Teachers face a challenge in promoting traditional literacy when their students are far more adept at texting or instant messaging. How can students, particularly those in middle and high school, become interested in traditional literacy, and why should they?
The latter is one of the most frequent questions teachers hear: “Why should I? What good is it going to do me?” In his essay, “Literacy and Intrinsic Motivation,” Mihaly Csikszentmihalyi, writes: “It seems increasingly clear that chief impediments to literacy are not cognitive in nature. It’s not that students cannot learn; it is that they do not wish to.”
According to the 2005 National Assessment of Educational Progress, less than a third of U.S. children in or below fourth grade can read at grade level or above. When the numbers are broken down by ethnicity, the results are even more dismal. Only twelve percent of African-American students and fifteen percent of Latino students read at or above grade level. By high school, more than half of students are reading one to two years below grade level. One in five high school students read more than two years below grade level. Is lack of motivation to blame for this, as Csikszentmihalyi suggests?

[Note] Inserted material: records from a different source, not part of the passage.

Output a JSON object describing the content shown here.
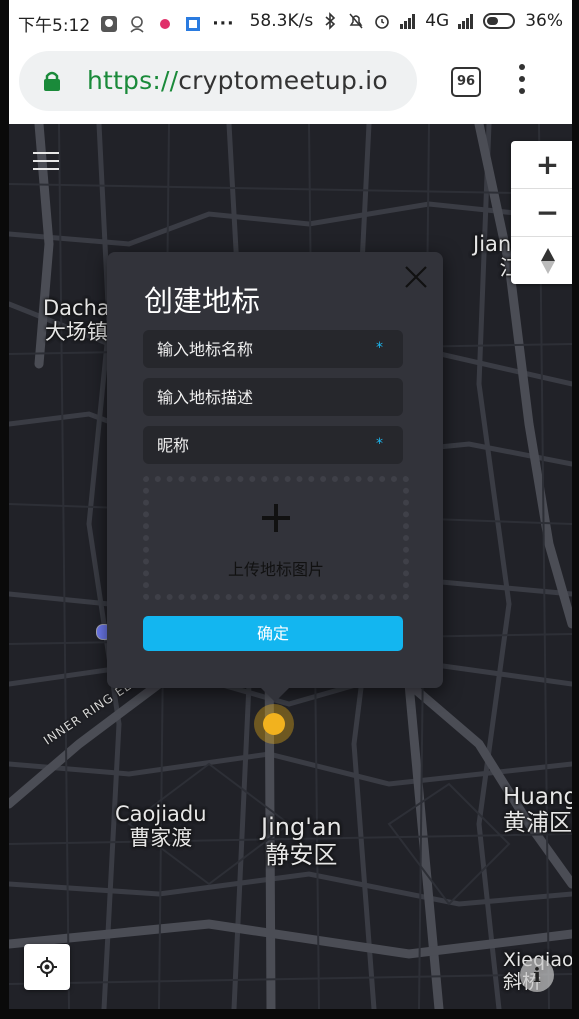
{
  "status_bar": {
    "time": "下午5:12",
    "network_speed": "58.3K/s",
    "network_type": "4G",
    "battery": "36%"
  },
  "browser": {
    "url_scheme": "https://",
    "url_host": "cryptomeetup.io",
    "tab_count": "96"
  },
  "map": {
    "places": [
      {
        "en": "Dacha",
        "zh": "大场镇"
      },
      {
        "en": "Jiangwan",
        "zh": "江湾"
      },
      {
        "en": "Caojiadu",
        "zh": "曹家渡"
      },
      {
        "en": "Jing'an",
        "zh": "静安区"
      },
      {
        "en": "Huangpu",
        "zh": "黄浦区"
      },
      {
        "en": "Xieqiao",
        "zh": "斜桥"
      }
    ],
    "road_label": "INNER RING ELEVATED RD",
    "zoom_in": "+",
    "zoom_out": "−",
    "info": "i"
  },
  "dialog": {
    "title": "创建地标",
    "name_placeholder": "输入地标名称",
    "desc_placeholder": "输入地标描述",
    "nickname_placeholder": "昵称",
    "required_mark": "*",
    "upload_label": "上传地标图片",
    "confirm_label": "确定"
  },
  "colors": {
    "accent": "#13b6f0",
    "marker": "#f2b21e",
    "map_bg": "#212228",
    "dialog_bg": "#32333a"
  }
}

Children in early elementary school are intrinsically motivated, they learn for the sake of learning. Dr. Allen Mendler, author of Discipline with Dignity, says, “No kid is born unmotivated. Every toddler is motivated. Just watch one. It’s hard to keep a toddler out of things, keep him away from learning. Learning is intrinsic to people.” With middle and high school students, teaching traditional literacy effectively means helping them find their motivation. Here is where technology ties in and can help promote motivation, which is one of the most important keys to learning – and often the most difficult to develop or maintain.
Students of all ages learn best when they are challenged, interested, and feel like their assignments are authentic and that they have a real purpose. For students, technology has a purpose. Even doing traditional literacy exercises with the aid of a computer or with an online component creates added authenticity for them, thus increasing motivation. This is especially important to middle and high school students. Quality Quinn, education consultant and senior advisor to K-12 software maker Compass Learning, says:
When you examine the fundamental strengths of information technology, specifically, software and its ability to store, respond, differentiate, aggregate and disaggregate in vivid, multi-modal ways, it is clear that motivation and technology are a `natural pairing.’ If you don’t believe the research, ask a student. As one student put it, `The computer doesn’t think I’m stupid!’
From reading software programs to WebQuests and other internet activities, there is a host of ways to use online resources to promote traditional literacy. Because children typically have a great deal of experience and proficiency with technology, it gives them something to connect with. They have a strong chance for success, which is another key factor in learning and motivation. Technology helps answer the perennial question, “Why should I?”